Nadie lo sabía, excepto ella misma, su madre, ya muerta, y un abogado que se ocupaba de cualquier posible comunicación con el rey depuesto. El padre de Paula. Un hombre aún perseguido por la facción rebelde que había tomado el poder en San Rinaldo.
—Puede que hayas logrado engañar al mundo todos estos años, pero yo he descubierto tu secreto —dijo Pedro—. Eres la hija ilegítima del depuesto rey Enrique Medina.
Paula hizo un esfuerzo por mostrarse despreocupadamente relajada.
—Eso es ridículo —dijo, aunque era cierto. Si Pedro había logrado descubrir su secreto, ¿Cuánto tardarían en averiguarlo otros? Debía persuadirlo como fuera de que estaba equivocado. Luego decidiría qué hacer si lo que le había contado él sobre su divorcio era cierto—. ¿Qué te ha hecho llegar a una conclusión tan absurda?

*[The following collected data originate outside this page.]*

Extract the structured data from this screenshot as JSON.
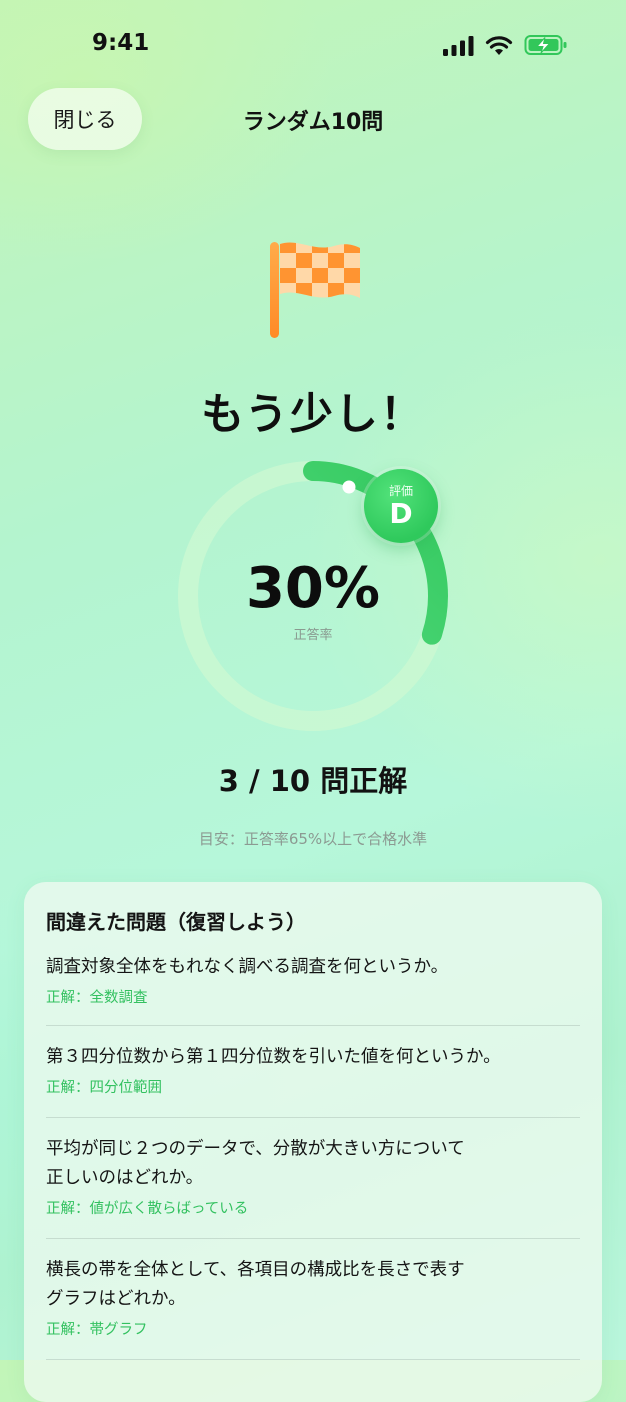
{
  "status_bar": {
    "time": "9:41",
    "icons": [
      "signal-icon",
      "wifi-icon",
      "battery-charging-icon"
    ]
  },
  "header": {
    "close_label": "閉じる",
    "title": "ランダム10問"
  },
  "result": {
    "icon": "checkered-flag-icon",
    "heading": "もう少し！",
    "percent": "30%",
    "percent_value": 30,
    "percent_caption": "正答率",
    "grade_label": "評価",
    "grade": "D",
    "correct_count": "3 / 10 問正解",
    "guideline": "目安：正答率65%以上で合格水準"
  },
  "review": {
    "title": "間違えた問題（復習しよう）",
    "items": [
      {
        "question_lines": [
          "調査対象全体をもれなく調べる調査を何というか。"
        ],
        "answer": "正解：全数調査"
      },
      {
        "question_lines": [
          "第３四分位数から第１四分位数を引いた値を何というか。"
        ],
        "answer": "正解：四分位範囲"
      },
      {
        "question_lines": [
          "平均が同じ２つのデータで、分散が大きい方について",
          "正しいのはどれか。"
        ],
        "answer": "正解：値が広く散らばっている"
      },
      {
        "question_lines": [
          "横長の帯を全体として、各項目の構成比を長さで表す",
          "グラフはどれか。"
        ],
        "answer": "正解：帯グラフ"
      }
    ]
  },
  "colors": {
    "accent_green": "#33c160",
    "flag_orange": "#ff9a3c"
  }
}
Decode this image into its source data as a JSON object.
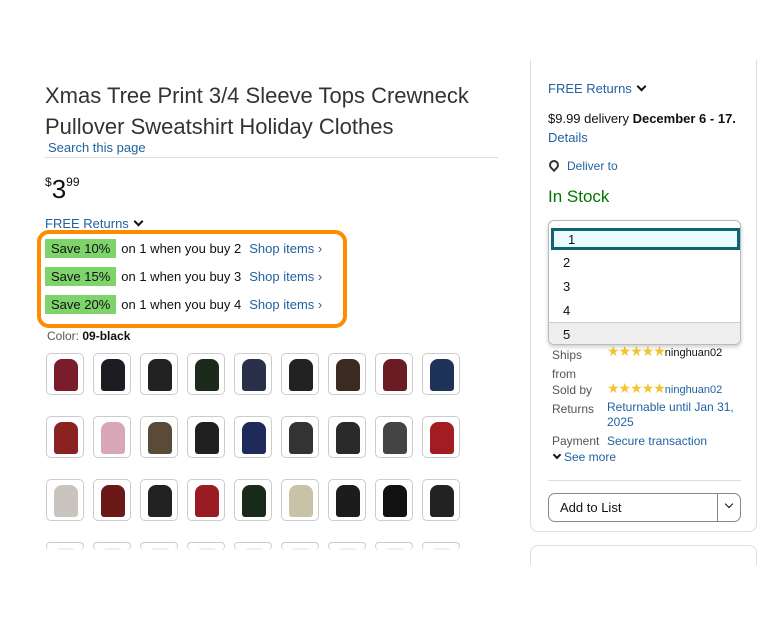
{
  "product": {
    "title": "Xmas Tree Print 3/4 Sleeve Tops Crewneck Pullover Sweatshirt Holiday Clothes",
    "search_link": "Search this page",
    "price_symbol": "$",
    "price_whole": "3",
    "price_fraction": "99",
    "free_returns": "FREE Returns",
    "color_label": "Color:",
    "color_value": "09-black"
  },
  "promos": [
    {
      "badge": "Save 10%",
      "text": "on 1 when you buy 2",
      "link": "Shop items ›"
    },
    {
      "badge": "Save 15%",
      "text": "on 1 when you buy 3",
      "link": "Shop items ›"
    },
    {
      "badge": "Save 20%",
      "text": "on 1 when you buy 4",
      "link": "Shop items ›"
    }
  ],
  "swatch_colors": [
    "#7a1c2c",
    "#1c1c22",
    "#222",
    "#1b2a1b",
    "#2a2f4a",
    "#222",
    "#3a2a22",
    "#6b1b22",
    "#1d3357",
    "#8a2222",
    "#d9a7b7",
    "#5a4a3a",
    "#202020",
    "#1f2a5a",
    "#333",
    "#2a2a2a",
    "#444",
    "#a21d22",
    "#c9c4be",
    "#6a1818",
    "#222",
    "#9a1b22",
    "#1a2a1a",
    "#c8c3a8",
    "#1c1c1c",
    "#111",
    "#222"
  ],
  "buybox": {
    "free_returns": "FREE Returns",
    "delivery_prefix": "$9.99 delivery",
    "delivery_date": "December 6 - 17.",
    "details": "Details",
    "deliver_to": "Deliver to",
    "stock": "In Stock",
    "qty_options": [
      "1",
      "2",
      "3",
      "4",
      "5"
    ],
    "ships_from_label": "Ships from",
    "ships_from_value": "ninghuan02",
    "sold_by_label": "Sold by",
    "sold_by_value": "ninghuan02",
    "returns_label": "Returns",
    "returns_value": "Returnable until Jan 31, 2025",
    "payment_label": "Payment",
    "payment_value": "Secure transaction",
    "see_more": "See more",
    "add_to_list": "Add to List",
    "stars": "★★★★★"
  },
  "colors": {
    "promo_border": "#ff8c00",
    "badge_bg": "#7fd36b",
    "in_stock": "#007600",
    "link": "#2162a1",
    "selected_option_border": "#0e6472"
  }
}
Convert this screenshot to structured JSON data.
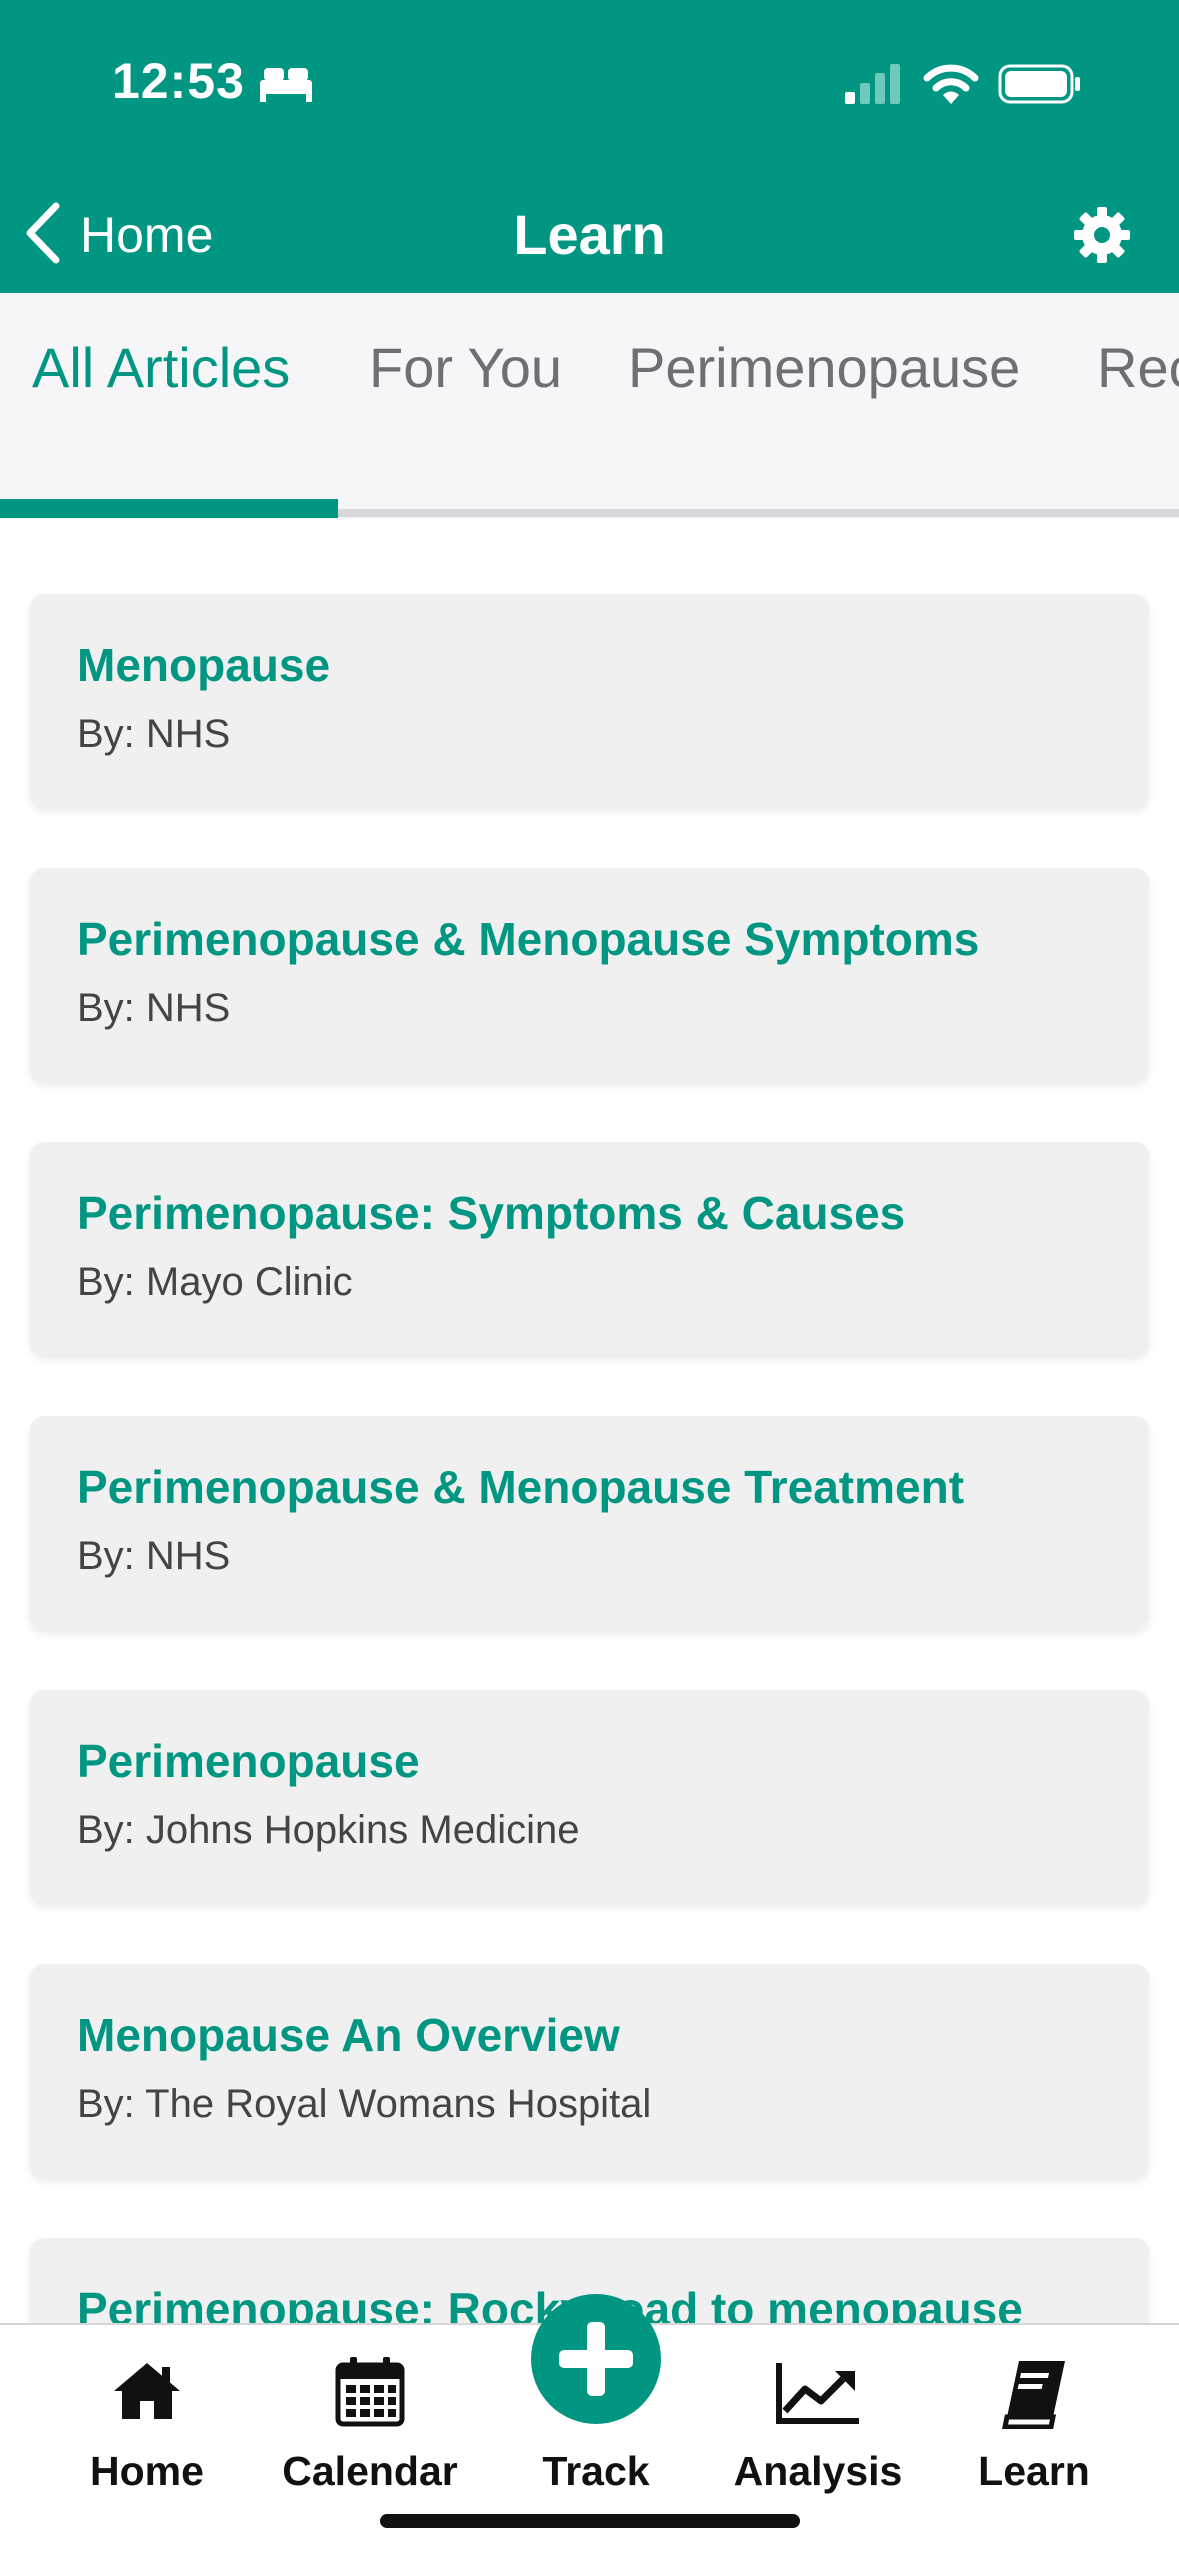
{
  "status_bar": {
    "time": "12:53"
  },
  "nav": {
    "back_label": "Home",
    "title": "Learn"
  },
  "tabs": [
    {
      "label": "All Articles",
      "active": true
    },
    {
      "label": "For You",
      "active": false
    },
    {
      "label": "Perimenopause",
      "active": false
    },
    {
      "label": "Rec",
      "active": false
    }
  ],
  "articles": [
    {
      "title": "Menopause",
      "by": "By: NHS"
    },
    {
      "title": "Perimenopause & Menopause Symptoms",
      "by": "By: NHS"
    },
    {
      "title": "Perimenopause: Symptoms & Causes",
      "by": "By: Mayo Clinic"
    },
    {
      "title": "Perimenopause & Menopause Treatment",
      "by": "By: NHS"
    },
    {
      "title": "Perimenopause",
      "by": "By: Johns Hopkins Medicine"
    },
    {
      "title": "Menopause An Overview",
      "by": "By: The Royal Womans Hospital"
    },
    {
      "title": "Perimenopause: Rocky road to menopause",
      "by": ""
    }
  ],
  "bottom_tabs": [
    {
      "label": "Home",
      "icon": "home-icon"
    },
    {
      "label": "Calendar",
      "icon": "calendar-icon"
    },
    {
      "label": "Track",
      "icon": "plus-circle-icon"
    },
    {
      "label": "Analysis",
      "icon": "chart-line-icon"
    },
    {
      "label": "Learn",
      "icon": "book-icon"
    }
  ],
  "colors": {
    "brand": "#009682",
    "tab_inactive": "#6e6e73",
    "card_bg": "#f0f0f0"
  }
}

—Descubrí la verdad cuando volví a Europa recientemente. Mi hermano y su esposa decidieron renovar sus votos matrimoniales y aprovechando que estaba por la zona pasé por la capilla en la que nos casamos.
Paula se sorprendió al escuchar aquello y no pudo evitar recordar la noche en que se casaron. Ella estaba emocionalmente hundida tras la muerte de su madre y acababa de llegar a Europa para terminar sus estudios. Compartió unas bebidas con el hombre por el que estaba secretamente chiflada y lo siguiente que supo fue que estaban buscando un cura o un secretario de juzgado que aún estuviera levantado. Visitar el lugar en el que hicieron sus votos sonaba sentimental. Como si aquel día significara más para Pedro que el mero recuerdo de un error cometido a causa del alcohol.
—¿Volviste allí? —preguntó sin poder evitarlo.
—Estaba por la zona —repitió Pedro, pero su mandíbula se tensó visiblemente, primer indicio de que lo sucedido debió afectarle tanto como a ella.
Paula recordó que la dejó ir fácilmente, que, en lugar de pedirle que se metiera de nuevo en la cama y decirle que ya lo hablarían más tarde, aceptó que habían cometido un error. Su parte más irracional habría querido que no le hiciera caso. Pero no fue así. Pedro la dejó ir, como hizo su padre con su madre. Y con ella.